WOrld War HancockHistorical markers are everywhere in New Hampshire—and Salem’s Massachusetts Tercentenary markers are still among the missing; a Sunday afternoon exhibit/gathering at Hancock’s Historical Society.

I have two very specific cases in point to illustrate my assertions. We are in the midst of a national commemoration of World War I, inspired by the United States World War One Centennial Commission, of which all five living presidents serve as honorary co-chairs. All around me there are great local exhibitions on the Great War, from Hancock, New Hampshire in the north (see above) to Framingham and Lexington in the west, to Orleans on the Cape (where the only German attack on American soil occurred 100 years ago last week!) What’s happening here in Salem? Two very discreet digital exhibits, so discreet that I doubt very few people know about them. The Salem Public Library has several collections relating to individual Salem residents’ experiences during World War among their “Digital Heritage” items, including lovely silk postcards received by Anna Desjardins from soldiers stationed “somewhere in France”, and the Salem Veterans’ Services Department of the City of Salem actually has a “World War One Centennial Project” on the city website which I found while I was looking for something else entirely! Great resources here, including photographs of the two units in which Salem soldiers fought, individual biographies and obituaries, and newspaper clips, but where’s the engagement, and where’s the press? The introductory text references a collaboration with the Salem Public Library but I don’t see any links there, nor at the Salem Museum, Destination Salem, or anywhere else that keeps track of Salem events and initiatives, but I’m going to put it out there. This welcome but unheralded effort of 2018 contrasts dramatically with the reception the returning soldiers received a century ago when it seems like every parish and ward turned out for ceremonies and financed the monuments that still stand,  so “time will not dim the glory of their deeds”. I hate to disagree with a monument, but I do think the glory of past deeds is dimmed if awareness of such deeds is limited to a name on a plaque.

EPSON scanner image

World War 101stThe 101st Field Artillery in France, and just three of Salem’s World War I Memorials.

You can also find Salem’s City Seal on the city website, which is described as: a ship under full sail, approaching a coast designated by the costume of the person standing upon it and by the trees near him, as a portion of the East Indies; beneath the shield, this motto: “Divitis Indiae usque ad ultimum sinum,” signifying “To the farthest port of the rich east”; and above the shield, a dove, bearing an olive branch in her mouth.
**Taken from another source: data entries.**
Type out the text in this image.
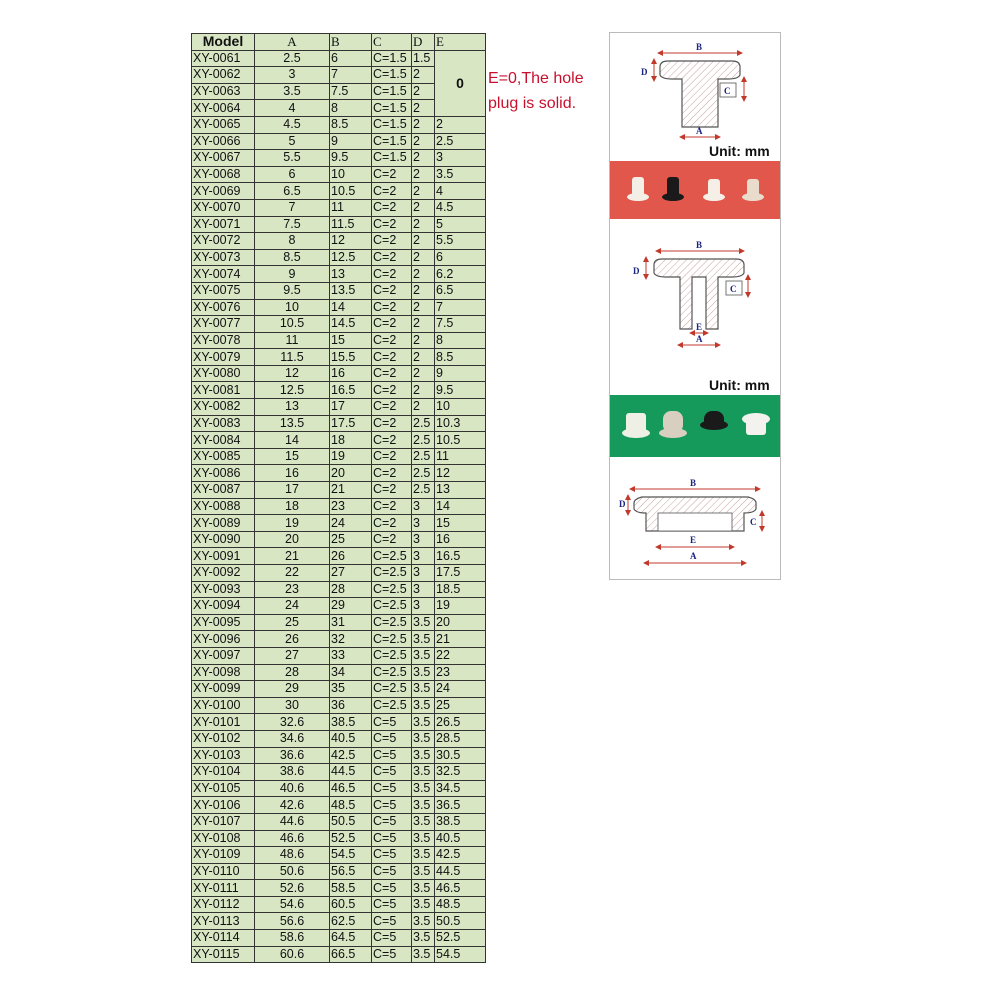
Model	A	B	C	D	E
XY-0061	2.5	6	C=1.5	1.5	0
XY-0062	3	7	C=1.5	2	
XY-0063	3.5	7.5	C=1.5	2	
XY-0064	4	8	C=1.5	2	
XY-0065	4.5	8.5	C=1.5	2	2
XY-0066	5	9	C=1.5	2	2.5
XY-0067	5.5	9.5	C=1.5	2	3
XY-0068	6	10	C=2	2	3.5
XY-0069	6.5	10.5	C=2	2	4
XY-0070	7	11	C=2	2	4.5
XY-0071	7.5	11.5	C=2	2	5
XY-0072	8	12	C=2	2	5.5
XY-0073	8.5	12.5	C=2	2	6
XY-0074	9	13	C=2	2	6.2
XY-0075	9.5	13.5	C=2	2	6.5
XY-0076	10	14	C=2	2	7
XY-0077	10.5	14.5	C=2	2	7.5
XY-0078	11	15	C=2	2	8
XY-0079	11.5	15.5	C=2	2	8.5
XY-0080	12	16	C=2	2	9
XY-0081	12.5	16.5	C=2	2	9.5
XY-0082	13	17	C=2	2	10
XY-0083	13.5	17.5	C=2	2.5	10.3
XY-0084	14	18	C=2	2.5	10.5
XY-0085	15	19	C=2	2.5	11
XY-0086	16	20	C=2	2.5	12
XY-0087	17	21	C=2	2.5	13
XY-0088	18	23	C=2	3	14
XY-0089	19	24	C=2	3	15
XY-0090	20	25	C=2	3	16
XY-0091	21	26	C=2.5	3	16.5
XY-0092	22	27	C=2.5	3	17.5
XY-0093	23	28	C=2.5	3	18.5
XY-0094	24	29	C=2.5	3	19
XY-0095	25	31	C=2.5	3.5	20
XY-0096	26	32	C=2.5	3.5	21
XY-0097	27	33	C=2.5	3.5	22
XY-0098	28	34	C=2.5	3.5	23
XY-0099	29	35	C=2.5	3.5	24
XY-0100	30	36	C=2.5	3.5	25
XY-0101	32.6	38.5	C=5	3.5	26.5
XY-0102	34.6	40.5	C=5	3.5	28.5
XY-0103	36.6	42.5	C=5	3.5	30.5
XY-0104	38.6	44.5	C=5	3.5	32.5
XY-0105	40.6	46.5	C=5	3.5	34.5
XY-0106	42.6	48.5	C=5	3.5	36.5
XY-0107	44.6	50.5	C=5	3.5	38.5
XY-0108	46.6	52.5	C=5	3.5	40.5
XY-0109	48.6	54.5	C=5	3.5	42.5
XY-0110	50.6	56.5	C=5	3.5	44.5
XY-0111	52.6	58.5	C=5	3.5	46.5
XY-0112	54.6	60.5	C=5	3.5	48.5
XY-0113	56.6	62.5	C=5	3.5	50.5
XY-0114	58.6	64.5	C=5	3.5	52.5
XY-0115	60.6	66.5	C=5	3.5	54.5
E=0,The hole
plug is solid.
B
D
C
A
Unit: mm
B
D
C
E
A
Unit: mm
B
D
C
E
A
In the circumference encircling the shield, the words “Salem Condita A.D. 1626” “Civitatis Regimine Donata, A.D. 1836. Actually the costume very specifically identifies a native of Banda Aceh, the capital city of the Aceh province of Indonesia, on the northern tip of the island of Sumatra. Salem’s monopoly of the pepper trade with this region initiated and defined its golden age in the first decades of the nineteenth century, and when the seal was designed in 1836 this connection was not just acknowledged, but sealed. And in the spirit of historical and cultural engagement, the Acehnese dance company Suang Budaya Dance will be performing the traditional “Dance of  the Thousand Hands” at the (30th!) annual Salem Maritime Festival this coming weekend—on the very wharf where Salem ships once departed for their native land and returned to discharge “Salem Pepper”. The folks at the Salem Maritime National Historic Site know how to pay tribute to the past by engaging the present and the City of Salem should take a lesson: though perhaps war and trade are simply not hip, funky or witchy enough to attract the attention of City Hall.